The product of the slopes of the lines represented by ax^2 + bxy + cy^2 = 0 is given by c/a. Here, c = 2 and a = 3, so the product is 2/3.

The lines are coincident when the determinant of the coefficients is zero, leading to k = 0.

The nature of the intersection can be determined by the slopes, which indicate that the angle is obtuse.

The angle can be found using the formula tan(θ) = |(m1 - m2) / (1 + m1*m2)|, where m1 and m2 are the slopes derived from the equation.

The sum of the slopes of the lines is given by -b/a, which is 0 in this case.

The nature of the roots can be determined by the discriminant of the quadratic equation.

The lines are not perpendicular as the condition for perpendicularity is not satisfied.

The condition for the lines to be real and distinct is that the discriminant D must be greater than 0.

For the lines to be perpendicular, the condition a + b = 0 must hold.

For the lines to be coincident, the constant term must be zero.

If the magnetic field around a closed loop is constant, the current through the loop must also be constant according to Ampere's Law.

In a uniform magnetic field, the magnetic field lines are straight and parallel.

The force experienced by a current-carrying conductor in a magnetic field is directly proportional to the magnetic field strength. Therefore, if the magnetic field strength is doubled, the force also doubles.

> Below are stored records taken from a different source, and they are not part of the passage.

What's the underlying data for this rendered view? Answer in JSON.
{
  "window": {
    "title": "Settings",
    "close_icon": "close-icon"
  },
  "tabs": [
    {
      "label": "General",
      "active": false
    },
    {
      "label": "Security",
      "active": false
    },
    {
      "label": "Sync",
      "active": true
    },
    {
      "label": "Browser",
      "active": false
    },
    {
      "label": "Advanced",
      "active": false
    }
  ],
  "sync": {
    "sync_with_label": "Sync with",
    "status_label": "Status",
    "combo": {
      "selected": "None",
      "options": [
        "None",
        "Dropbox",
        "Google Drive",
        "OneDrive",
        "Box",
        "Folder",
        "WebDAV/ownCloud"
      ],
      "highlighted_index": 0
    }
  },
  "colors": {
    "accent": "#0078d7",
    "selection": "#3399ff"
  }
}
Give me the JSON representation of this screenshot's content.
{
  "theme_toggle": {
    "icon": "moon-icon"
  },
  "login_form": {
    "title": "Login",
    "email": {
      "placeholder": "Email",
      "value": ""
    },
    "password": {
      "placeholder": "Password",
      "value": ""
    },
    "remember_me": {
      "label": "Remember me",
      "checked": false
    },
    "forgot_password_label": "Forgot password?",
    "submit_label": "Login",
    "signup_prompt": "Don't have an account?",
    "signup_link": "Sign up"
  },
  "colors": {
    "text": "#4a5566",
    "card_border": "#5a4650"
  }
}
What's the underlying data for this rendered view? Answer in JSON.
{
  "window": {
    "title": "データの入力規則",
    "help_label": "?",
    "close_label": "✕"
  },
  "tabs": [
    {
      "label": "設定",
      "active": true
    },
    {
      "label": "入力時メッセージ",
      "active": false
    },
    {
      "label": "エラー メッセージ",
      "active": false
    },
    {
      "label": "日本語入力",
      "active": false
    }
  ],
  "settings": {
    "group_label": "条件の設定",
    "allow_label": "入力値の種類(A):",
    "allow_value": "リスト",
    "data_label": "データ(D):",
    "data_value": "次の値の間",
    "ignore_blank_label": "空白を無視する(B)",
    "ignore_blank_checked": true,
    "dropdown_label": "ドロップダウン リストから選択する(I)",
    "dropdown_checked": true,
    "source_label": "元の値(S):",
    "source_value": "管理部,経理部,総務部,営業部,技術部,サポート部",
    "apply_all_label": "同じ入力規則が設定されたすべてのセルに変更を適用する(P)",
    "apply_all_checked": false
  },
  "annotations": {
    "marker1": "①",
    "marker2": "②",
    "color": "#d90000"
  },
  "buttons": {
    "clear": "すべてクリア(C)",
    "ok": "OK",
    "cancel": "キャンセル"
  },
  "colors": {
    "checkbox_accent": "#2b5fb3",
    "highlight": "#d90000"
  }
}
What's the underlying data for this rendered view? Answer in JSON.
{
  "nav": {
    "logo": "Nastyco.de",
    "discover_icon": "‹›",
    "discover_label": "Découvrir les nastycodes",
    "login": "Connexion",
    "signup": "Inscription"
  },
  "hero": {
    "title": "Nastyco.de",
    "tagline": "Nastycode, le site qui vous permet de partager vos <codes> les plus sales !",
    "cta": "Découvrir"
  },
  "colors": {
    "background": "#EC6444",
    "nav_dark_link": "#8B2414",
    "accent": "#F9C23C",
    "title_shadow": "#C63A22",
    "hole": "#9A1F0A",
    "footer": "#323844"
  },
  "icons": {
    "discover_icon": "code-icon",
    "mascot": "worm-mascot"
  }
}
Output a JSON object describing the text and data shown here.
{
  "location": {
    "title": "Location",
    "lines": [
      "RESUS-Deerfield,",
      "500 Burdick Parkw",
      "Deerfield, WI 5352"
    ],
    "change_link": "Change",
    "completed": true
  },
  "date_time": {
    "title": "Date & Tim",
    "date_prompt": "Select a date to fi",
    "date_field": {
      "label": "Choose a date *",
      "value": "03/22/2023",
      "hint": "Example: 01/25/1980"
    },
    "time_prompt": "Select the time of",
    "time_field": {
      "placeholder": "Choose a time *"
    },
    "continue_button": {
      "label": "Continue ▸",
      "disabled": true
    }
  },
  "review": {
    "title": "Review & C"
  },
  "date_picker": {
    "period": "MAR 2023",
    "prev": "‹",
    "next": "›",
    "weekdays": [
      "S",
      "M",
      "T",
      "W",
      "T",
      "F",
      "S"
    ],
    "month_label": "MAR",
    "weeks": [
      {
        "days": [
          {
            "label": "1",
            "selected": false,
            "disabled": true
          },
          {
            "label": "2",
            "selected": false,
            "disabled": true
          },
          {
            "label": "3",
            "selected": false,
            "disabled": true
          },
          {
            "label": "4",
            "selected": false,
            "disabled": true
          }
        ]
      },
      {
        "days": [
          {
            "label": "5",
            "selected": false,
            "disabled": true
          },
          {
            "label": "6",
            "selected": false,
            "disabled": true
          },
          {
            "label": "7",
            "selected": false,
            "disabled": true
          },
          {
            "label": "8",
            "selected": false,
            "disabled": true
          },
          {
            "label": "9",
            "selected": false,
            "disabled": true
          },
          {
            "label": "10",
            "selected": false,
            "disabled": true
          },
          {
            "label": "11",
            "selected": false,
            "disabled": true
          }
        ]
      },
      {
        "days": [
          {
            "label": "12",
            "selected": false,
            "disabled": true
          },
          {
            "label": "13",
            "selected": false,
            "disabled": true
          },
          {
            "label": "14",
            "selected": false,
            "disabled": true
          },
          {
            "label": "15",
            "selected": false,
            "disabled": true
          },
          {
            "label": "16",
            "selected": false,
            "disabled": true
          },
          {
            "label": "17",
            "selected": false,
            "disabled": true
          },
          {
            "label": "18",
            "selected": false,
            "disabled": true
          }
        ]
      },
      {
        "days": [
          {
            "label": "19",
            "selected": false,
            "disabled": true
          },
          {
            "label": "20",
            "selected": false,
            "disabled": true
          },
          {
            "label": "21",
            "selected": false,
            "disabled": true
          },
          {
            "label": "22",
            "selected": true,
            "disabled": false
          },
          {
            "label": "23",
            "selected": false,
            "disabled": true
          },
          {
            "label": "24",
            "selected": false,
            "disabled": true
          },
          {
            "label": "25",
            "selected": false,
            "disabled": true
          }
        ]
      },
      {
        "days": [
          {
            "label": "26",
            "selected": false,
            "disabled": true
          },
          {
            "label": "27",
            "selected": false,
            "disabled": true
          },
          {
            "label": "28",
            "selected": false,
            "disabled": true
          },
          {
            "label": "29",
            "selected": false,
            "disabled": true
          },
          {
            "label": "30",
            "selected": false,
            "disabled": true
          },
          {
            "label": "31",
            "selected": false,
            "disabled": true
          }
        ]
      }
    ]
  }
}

The force on a charged particle is directly proportional to the magnetic field strength, so if the magnetic field strength is doubled, the force also doubles.

The force on a current-carrying conductor is directly proportional to the magnetic field strength, so if the magnetic field strength is doubled, the force also doubles.

The force on a current-carrying conductor is directly proportional to the magnetic field strength, so if the field strength is doubled, the force also doubles.

According to Faraday's law, the induced EMF is directly proportional to the rate of change of magnetic flux, which depends on the magnetic field strength.

The magnetic force on a charged particle is given by F = qvB sin(θ). If the magnetic field strength B is doubled, the force F also doubles, assuming charge q and velocity v remain constant.

Magnetic flux is given by the product of magnetic field strength and area. If the magnetic field is doubled, the magnetic flux also doubles.

According to Lenz's law, the induced current will flow in the opposite direction to oppose the increase in magnetic flux.

If the magnetic field is increasing at a constant rate, the induced EMF is also increasing, which means the induced current is increasing.

Average induced emf = -ΔΦ/Δt = -(0.2 - 0.5)/2 = 0.15 V = 150 V.

An induced EMF is generated when there is a change in magnetic flux through a coil.

The gravitational force acting on the satellite will double if its mass is doubled, as gravitational force is directly proportional to mass.

The period T = 2π√(m/k). If m is doubled, T increases.

Gravitational potential energy U = m * V = 10 * (-30) = -300 J.

Gravitational potential energy U = mgh = 5 * 10 * 10 = 500 J.

The gravitational potential energy U = mgh will double if the mass m is doubled at constant height h.

Gravitational potential energy is directly proportional to mass and inversely proportional to distance, so it halves.

The gravitational potential energy U = mgh is directly proportional to the mass, so if the mass is halved, the potential energy also halves.